Telcos are already seeing enormous operational value from deploying CNFs on public cloud platforms. These partnerships are currently dominated by U.S. heavyweights—Amazon Web Services (AWS) with AWS Outpost, Microsoft Azure with Azure Cloud Stack, and Google Cloud Platform (GCP) with Anthos for Operators. However, often overlooked is a fourth player in certain markets (outside of the United States)—Huawei Cloud. ABI Research expects that, moving forward, Huawei Cloud’s value proposition will increasingly resonate with telcos, driven by geographic dominance in emerging regions and deep telecoms expertise.
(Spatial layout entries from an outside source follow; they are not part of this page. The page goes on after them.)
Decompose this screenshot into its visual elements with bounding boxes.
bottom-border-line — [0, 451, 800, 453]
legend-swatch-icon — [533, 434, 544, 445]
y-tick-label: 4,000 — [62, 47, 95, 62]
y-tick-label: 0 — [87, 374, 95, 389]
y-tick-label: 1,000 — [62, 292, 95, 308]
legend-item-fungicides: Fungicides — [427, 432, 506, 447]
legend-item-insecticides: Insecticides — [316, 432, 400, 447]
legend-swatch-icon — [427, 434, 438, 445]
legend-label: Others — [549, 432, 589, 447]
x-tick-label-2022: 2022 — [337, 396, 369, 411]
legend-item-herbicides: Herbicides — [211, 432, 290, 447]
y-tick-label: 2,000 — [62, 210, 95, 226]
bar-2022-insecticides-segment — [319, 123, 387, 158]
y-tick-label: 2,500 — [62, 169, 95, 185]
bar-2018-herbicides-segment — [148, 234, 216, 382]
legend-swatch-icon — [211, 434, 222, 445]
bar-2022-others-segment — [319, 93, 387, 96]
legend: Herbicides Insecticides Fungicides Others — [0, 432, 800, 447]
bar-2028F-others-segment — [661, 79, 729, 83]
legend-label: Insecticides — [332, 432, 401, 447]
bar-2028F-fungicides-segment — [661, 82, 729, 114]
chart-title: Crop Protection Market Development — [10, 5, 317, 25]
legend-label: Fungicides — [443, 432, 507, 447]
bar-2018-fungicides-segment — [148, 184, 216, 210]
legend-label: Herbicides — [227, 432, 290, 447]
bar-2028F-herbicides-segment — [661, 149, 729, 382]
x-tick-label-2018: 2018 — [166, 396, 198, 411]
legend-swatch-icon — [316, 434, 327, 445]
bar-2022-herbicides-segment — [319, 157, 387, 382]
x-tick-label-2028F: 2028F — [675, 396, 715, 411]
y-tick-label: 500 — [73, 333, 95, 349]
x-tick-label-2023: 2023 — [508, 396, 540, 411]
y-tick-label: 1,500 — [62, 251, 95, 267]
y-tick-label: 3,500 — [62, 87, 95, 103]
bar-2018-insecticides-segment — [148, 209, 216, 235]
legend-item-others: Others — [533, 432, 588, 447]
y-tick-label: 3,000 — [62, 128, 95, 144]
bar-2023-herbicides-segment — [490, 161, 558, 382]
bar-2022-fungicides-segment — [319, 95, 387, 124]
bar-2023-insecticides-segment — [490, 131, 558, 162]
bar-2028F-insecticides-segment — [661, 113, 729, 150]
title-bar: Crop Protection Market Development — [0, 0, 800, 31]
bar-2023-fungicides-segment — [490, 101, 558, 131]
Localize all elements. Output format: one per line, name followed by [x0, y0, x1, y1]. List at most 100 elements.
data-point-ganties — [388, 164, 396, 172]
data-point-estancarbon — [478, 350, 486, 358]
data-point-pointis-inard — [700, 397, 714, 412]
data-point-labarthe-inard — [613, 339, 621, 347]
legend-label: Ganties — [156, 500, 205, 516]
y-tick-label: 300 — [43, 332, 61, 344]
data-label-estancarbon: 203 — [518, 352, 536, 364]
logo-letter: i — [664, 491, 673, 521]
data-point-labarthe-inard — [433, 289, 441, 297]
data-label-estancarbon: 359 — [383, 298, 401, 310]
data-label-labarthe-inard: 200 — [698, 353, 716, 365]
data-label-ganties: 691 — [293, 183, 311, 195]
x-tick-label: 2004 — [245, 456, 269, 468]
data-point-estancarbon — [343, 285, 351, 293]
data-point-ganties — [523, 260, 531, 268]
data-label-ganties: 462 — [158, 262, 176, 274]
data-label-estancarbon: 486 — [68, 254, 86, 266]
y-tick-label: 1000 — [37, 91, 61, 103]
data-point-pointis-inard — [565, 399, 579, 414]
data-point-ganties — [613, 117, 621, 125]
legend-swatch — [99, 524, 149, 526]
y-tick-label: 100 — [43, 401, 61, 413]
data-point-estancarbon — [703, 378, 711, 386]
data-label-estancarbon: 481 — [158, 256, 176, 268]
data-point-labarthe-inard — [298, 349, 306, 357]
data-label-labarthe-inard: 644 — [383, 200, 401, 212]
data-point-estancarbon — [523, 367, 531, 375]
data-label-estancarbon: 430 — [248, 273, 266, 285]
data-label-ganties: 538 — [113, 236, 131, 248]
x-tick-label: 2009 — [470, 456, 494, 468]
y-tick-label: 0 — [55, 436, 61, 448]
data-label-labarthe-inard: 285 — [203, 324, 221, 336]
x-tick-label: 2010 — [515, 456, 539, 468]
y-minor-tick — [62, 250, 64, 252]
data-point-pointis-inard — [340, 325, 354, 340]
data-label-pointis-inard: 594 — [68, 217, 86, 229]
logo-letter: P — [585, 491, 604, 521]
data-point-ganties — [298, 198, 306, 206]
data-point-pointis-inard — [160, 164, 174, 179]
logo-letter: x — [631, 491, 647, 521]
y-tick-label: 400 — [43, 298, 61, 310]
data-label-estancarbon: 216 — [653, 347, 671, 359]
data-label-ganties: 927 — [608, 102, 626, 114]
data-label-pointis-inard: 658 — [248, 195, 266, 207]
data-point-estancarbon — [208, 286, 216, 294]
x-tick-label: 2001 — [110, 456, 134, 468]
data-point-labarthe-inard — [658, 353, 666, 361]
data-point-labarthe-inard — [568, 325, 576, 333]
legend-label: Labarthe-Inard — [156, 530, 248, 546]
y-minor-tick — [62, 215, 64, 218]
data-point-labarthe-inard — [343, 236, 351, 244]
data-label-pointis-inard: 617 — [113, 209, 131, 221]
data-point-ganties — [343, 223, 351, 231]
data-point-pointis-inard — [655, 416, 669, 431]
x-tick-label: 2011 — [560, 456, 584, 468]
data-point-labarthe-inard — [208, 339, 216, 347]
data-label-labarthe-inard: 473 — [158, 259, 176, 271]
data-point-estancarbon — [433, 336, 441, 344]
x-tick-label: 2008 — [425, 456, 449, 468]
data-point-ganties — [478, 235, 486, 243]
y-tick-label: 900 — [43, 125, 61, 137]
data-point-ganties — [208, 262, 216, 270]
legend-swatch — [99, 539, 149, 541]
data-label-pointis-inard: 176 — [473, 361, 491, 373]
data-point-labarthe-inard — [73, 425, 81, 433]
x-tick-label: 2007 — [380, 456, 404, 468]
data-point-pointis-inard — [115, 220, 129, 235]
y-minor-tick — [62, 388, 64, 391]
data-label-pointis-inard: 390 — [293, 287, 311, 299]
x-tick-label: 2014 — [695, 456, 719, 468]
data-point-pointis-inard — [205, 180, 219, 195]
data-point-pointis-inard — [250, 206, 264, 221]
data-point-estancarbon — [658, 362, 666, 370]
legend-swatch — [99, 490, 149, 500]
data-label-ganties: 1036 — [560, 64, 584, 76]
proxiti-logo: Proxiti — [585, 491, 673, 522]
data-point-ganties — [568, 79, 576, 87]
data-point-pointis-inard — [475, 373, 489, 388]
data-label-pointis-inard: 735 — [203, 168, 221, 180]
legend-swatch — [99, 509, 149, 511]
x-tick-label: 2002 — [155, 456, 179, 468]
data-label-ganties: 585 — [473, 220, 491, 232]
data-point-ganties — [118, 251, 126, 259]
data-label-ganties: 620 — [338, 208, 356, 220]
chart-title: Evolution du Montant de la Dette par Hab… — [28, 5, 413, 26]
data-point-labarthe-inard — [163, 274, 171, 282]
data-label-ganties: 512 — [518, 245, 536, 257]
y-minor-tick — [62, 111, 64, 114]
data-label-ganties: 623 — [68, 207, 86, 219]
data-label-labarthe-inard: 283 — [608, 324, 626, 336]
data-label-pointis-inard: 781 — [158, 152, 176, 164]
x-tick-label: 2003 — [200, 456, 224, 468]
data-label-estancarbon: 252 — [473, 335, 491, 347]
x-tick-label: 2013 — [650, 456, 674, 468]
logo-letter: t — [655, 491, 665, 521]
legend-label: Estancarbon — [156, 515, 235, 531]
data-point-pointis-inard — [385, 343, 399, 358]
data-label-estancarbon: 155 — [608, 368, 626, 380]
Huawei Cloud Offers a Strongly Differentiated Value Proposition
AWS, Azure, and GCP offer similar (if slightly differentiated) solutions for telcos, but Huawei Cloud offers a strongly differentiated option:
- Networking Expertise: Huawei has a strong foundation in the telecoms industry with core competency in providing telco equipment. The expertise means that Huawei understands “what telcos want from digital transformation” and helps them immediately bridge the large gap between cloud services and telcos. Given the importance of OTT network services in digital transformation, understanding telco network services, as well as their internal legacy infrastructure (OSS/BSS) will be a key differential for Huawei Cloud. It will ensure that platforms, services, technology, and important post-deployment support will be better tailored to telco requirements.
- Differentiated Geographic Presence: Although U.S.-based cloud players are expanding globally, Huawei Cloud already has a mature presence (2,800+ Content Delivery Network (CDN) nodes and 75 availability zones across 29 regions) in emerging (Middle East, Africa, and Asia-Pacific) and developed (Europe and China) regions. Huawei Cloud has dominant position in Africa and Asia-Pacific, as well as a strong position in Europe and Middle East. This will be appealing to regional telcos looking to transform, as well as large European-based players (i.e., Vodafone, Orange Business Services, and Deutsche Telekom) that are looking to expand their customer base across geographic frontiers.
- Service Optionality through Hybrid Cloud Offering: Huawei Cloud provides services to support hybrid cloud (private and public) deployment. Using Cloud Stack, Huawei can support on-premises deployment for mission-critical use cases requiring reliable and fast connectivity. In conjunction, it can deploy back-office applications on its public cloud, which optimizes management costs and improves operational efficiencies. With hybrid cloud deployment and orchestration becoming critically important to telco compliance and performance optimization, Huawei Cloud’s offering will become increasingly valuable, especially in Europe due to data sovereignty laws.
But Should Telcos Go with Huawei Cloud?
The short answer is: ‘it depends.” Huawei Cloud offers a strongly differentiated value proposition, but it may not be for everyone. The question that all operators need to ask themselves is: “which cloud provider’s infrastructure, service, and (importantly) investment plan aligns most closely with our own?”
The Huawei Cloud and Orange Business Services partnership highlights the importance of strategy alignment between partners. These two partnered to deliver a range of multi-domain services (including public cloud engine, private cloud storage, connectivity, and video conferencing). Huawei Cloud’s mature infrastructure and strong relations in the Middle East & Africa, as well as planned investment in further regional cloud infrastructure, aligned closely with Orange Business Services’ strategy to increase investment in providing digital services across these regions.
However, Huawei Cloud may not be for everyone, as its challenging relationship with the West (led by the United States) will undermine its proposition for certain operators. For one, it is stopping Huawei from deploying cloud infrastructure in certain locations, limiting support for certain geographies. Moreover, this sour relationship impedes access to best-in-class infrastructure (e.g., processors from U.S. fabless firms)—this is becoming increasingly important given the necessity for accelerator deployment to support heterogenous workloads. Lastly, choosing Huawei Cloud for core network deployment remains highly contested due to security concerns. For this reason, Huawei Cloud has failed to gain much traction outside of China for core transformation.
Huawei Cloud may not be for everyone, but it offers a very strong and, importantly, differentiated value proposition versus the U.S. heavyweights, especially for digital services and back-office (OSS/BSS) cloud deployments. ABI Research recommends that operators in and around emerging regions looking to deploy digital services should not “brush aside” Huawei Cloud, as its networking expertise, mature infrastructure, and service optionality could be a significant value driver.